Another word “Eshshah,” (#800) is the feminine form of a Hebrew word (Esh) for fire. I know there are exceptions, but women seem by nature to be more self-sacrificing creatures than men, especially toward their children. They share something special with God in the giving of life. My own mother was the most selfless person I’ve ever known, and others would say the same thing of their mothers. That’s probably the main reason for the Biblical link between the word “woman,” and a “fire offering.”

The name “Eve,” which means “life-giving”, implies being sacrificial beyond simply having a child. Genesis 3:20, and surrounding verses, sound as if Adam gave her this name around the time they left Eden. “Eve,” comes to us from the Greek “Eua,” which in turn comes from the Hebrew “Chavvah.” Genesis 3:20 tells us that Adam called her Chavvah because she was the mother of all human life (“Chay” is “life” in Hebrew). The interpretation of her name is given to us right in the verse.

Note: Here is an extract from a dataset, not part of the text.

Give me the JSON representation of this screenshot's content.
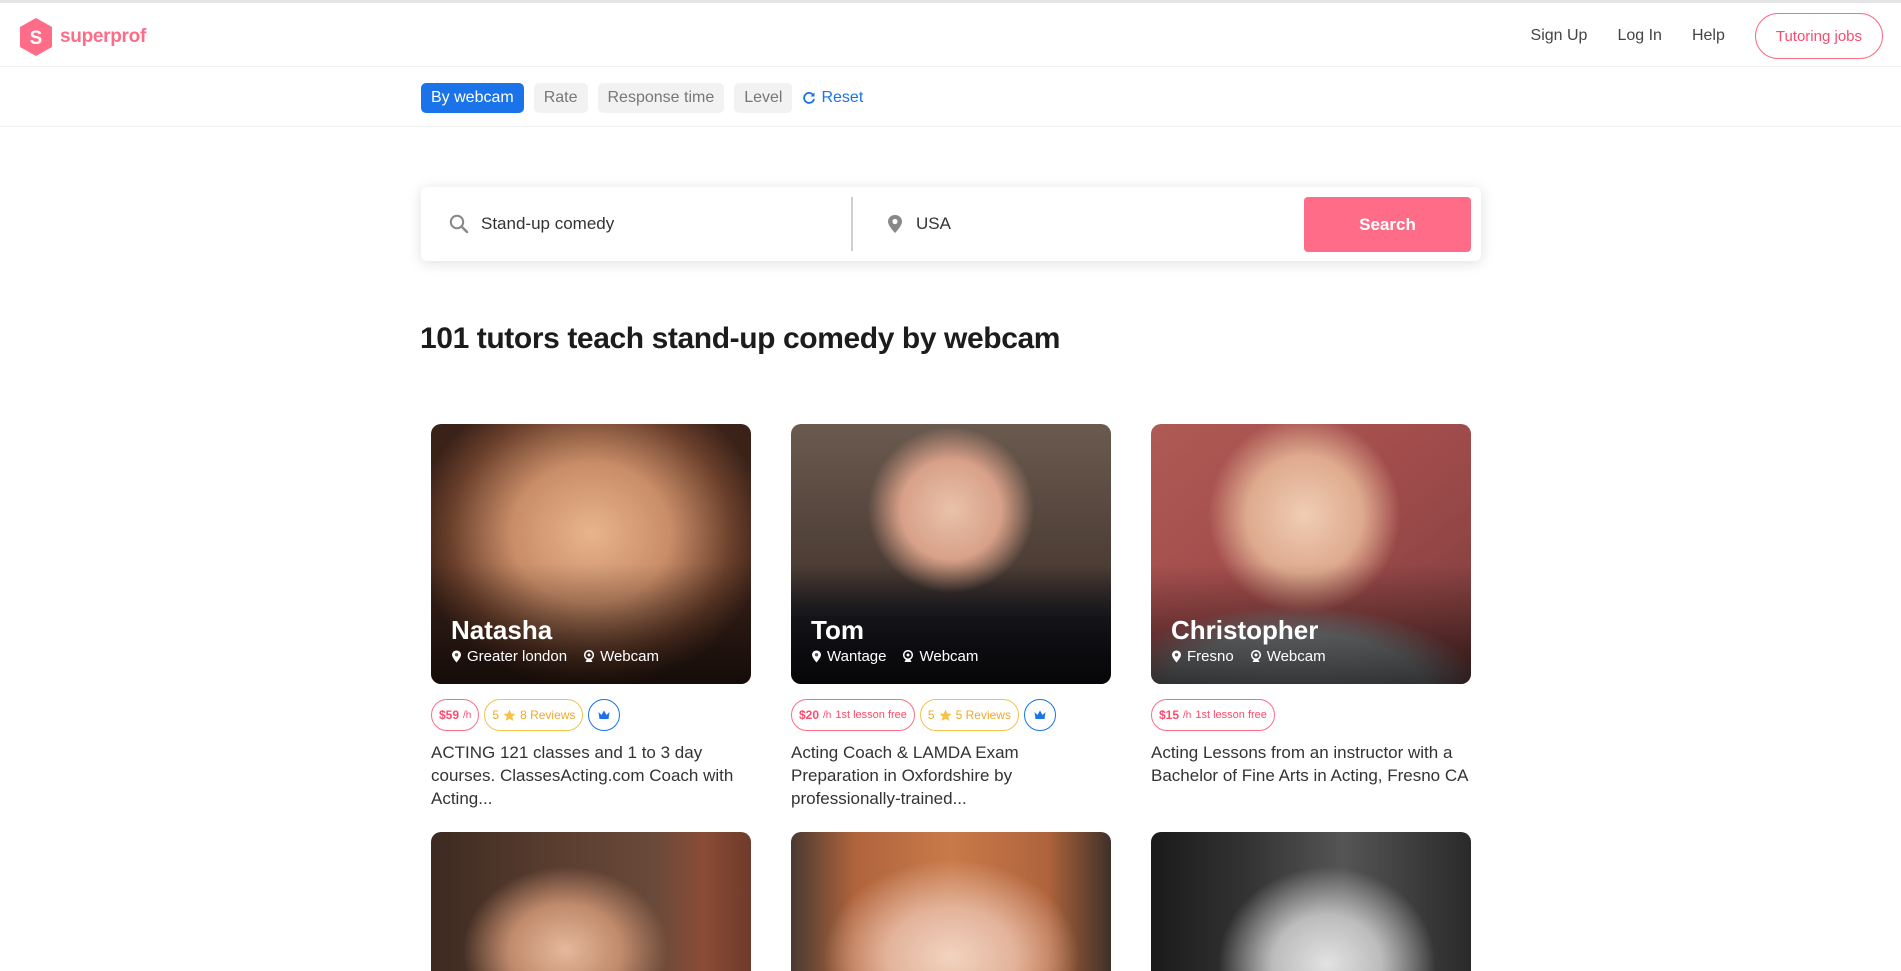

Genesis 4:1 says, “Adam knew Eve his wife, and she conceived and bore Cain…” Various versions of the Script say this somewhat differently, but the meaning is the same. I think the archaic expression “knew,” conveys a broader meaning than more modern wording.

I assume that quite a bit of time passed from the creation of Adam and Eve until Cain was conceived. Genesis 1:27-28 tells us that after creating Adam and Eve, God blessed them saying, “Be fruitful and multiply; fill the earth…” Everything that God created was intended to be a blessing. Based on the fact that God instructed them to reproduce, I think it’s safe to say that Adam and Eve also “knew” each other in a physical sense before eating from the Tree of Knowledge, but that Eve did not conceive until afterward.

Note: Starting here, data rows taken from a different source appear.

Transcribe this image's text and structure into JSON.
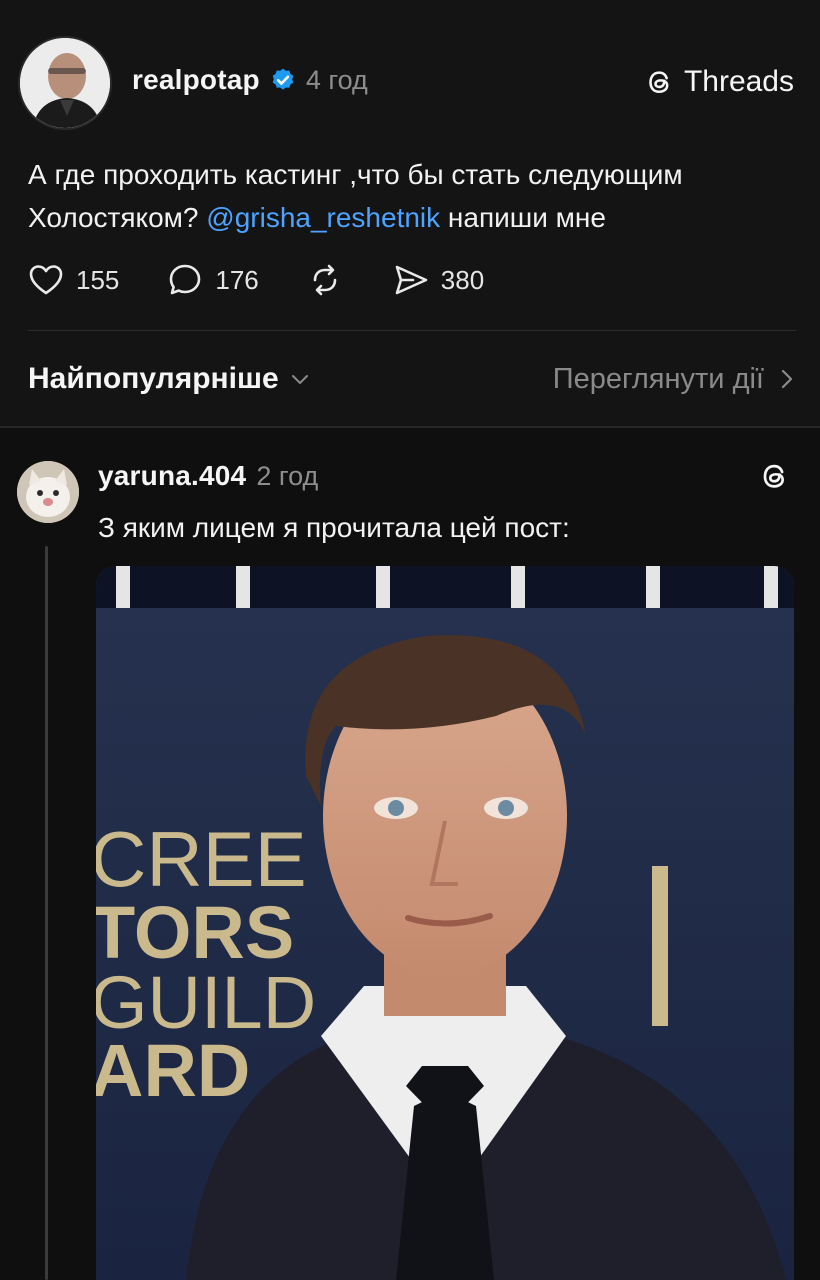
{
  "post": {
    "username": "realpotap",
    "time": "4 год",
    "brand_label": "Threads",
    "text_before": "А где проходить кастинг ,что бы стать следующим Холостяком? ",
    "mention": "@grisha_reshetnik",
    "text_after": " напиши мне",
    "likes": "155",
    "comments": "176",
    "shares": "380"
  },
  "sort": {
    "label": "Найпопулярніше",
    "activity_label": "Переглянути дії"
  },
  "reply": {
    "username": "yaruna.404",
    "time": "2 год",
    "text": "З яким лицем я прочитала цей пост:",
    "media_sign_lines": [
      "CREE",
      "TORS",
      "GUILD",
      "ARD"
    ]
  },
  "icons": {
    "verified": "verified-badge-icon",
    "brand": "threads-logo-icon",
    "like": "heart-icon",
    "comment": "comment-bubble-icon",
    "repost": "repost-icon",
    "share": "send-icon",
    "dropdown": "chevron-down-icon",
    "activity": "chevron-right-icon"
  },
  "colors": {
    "background": "#0f0f0f",
    "surface": "#141414",
    "mention": "#4da3ff",
    "verified": "#1d9bf0",
    "muted": "#8a8a8a"
  }
}
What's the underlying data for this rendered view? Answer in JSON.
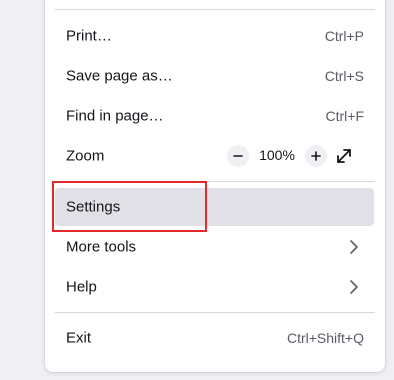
{
  "menu": {
    "items": [
      {
        "label": "Print…",
        "shortcut": "Ctrl+P"
      },
      {
        "label": "Save page as…",
        "shortcut": "Ctrl+S"
      },
      {
        "label": "Find in page…",
        "shortcut": "Ctrl+F"
      }
    ],
    "zoom": {
      "label": "Zoom",
      "value": "100%",
      "minus_glyph": "−",
      "plus_glyph": "+"
    },
    "settings": {
      "label": "Settings"
    },
    "more_tools": {
      "label": "More tools"
    },
    "help": {
      "label": "Help"
    },
    "exit": {
      "label": "Exit",
      "shortcut": "Ctrl+Shift+Q"
    }
  },
  "colors": {
    "highlight": "#e32929",
    "active_row": "#e0e0e6"
  },
  "icons": [
    "zoom-out-icon",
    "zoom-in-icon",
    "fullscreen-icon",
    "chevron-right-icon"
  ]
}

Contrary to Genesis 1:28, some churches teach the opposite. I think that’s one reason so many fail to recognize that the forbidden fruit had something to do with the interpretation of all knowledge, and not only one aspect of it. That failure allows the serpent a great deal of wiggle room. It gives him more leverage to twist that which was meant for a blessing into something much less. Many times in life, it’s difficult to tell where the blessing ends, and the curse begins.

When questioned about divorce in Matthew 19:3-6, Jesus reasserted the original intention for male and female, “…they are no longer two but one flesh.” Later in that section (19:14) he said, “Let the little children come to me, and do not forbid them; for of such is the kingdom of heaven.” Think of these things in terms of love, and not of laws and rules. God continues to desire the best for us, and the greatest possible nurture for our children.

I’m borrowing these thoughts from the song “One Way,” by the late Larry Norman. God wants to take “children of the land,” raise us out of the dust, and transform us into “children of the sky.” God wanted to allow us to share in the creation of children of heaven.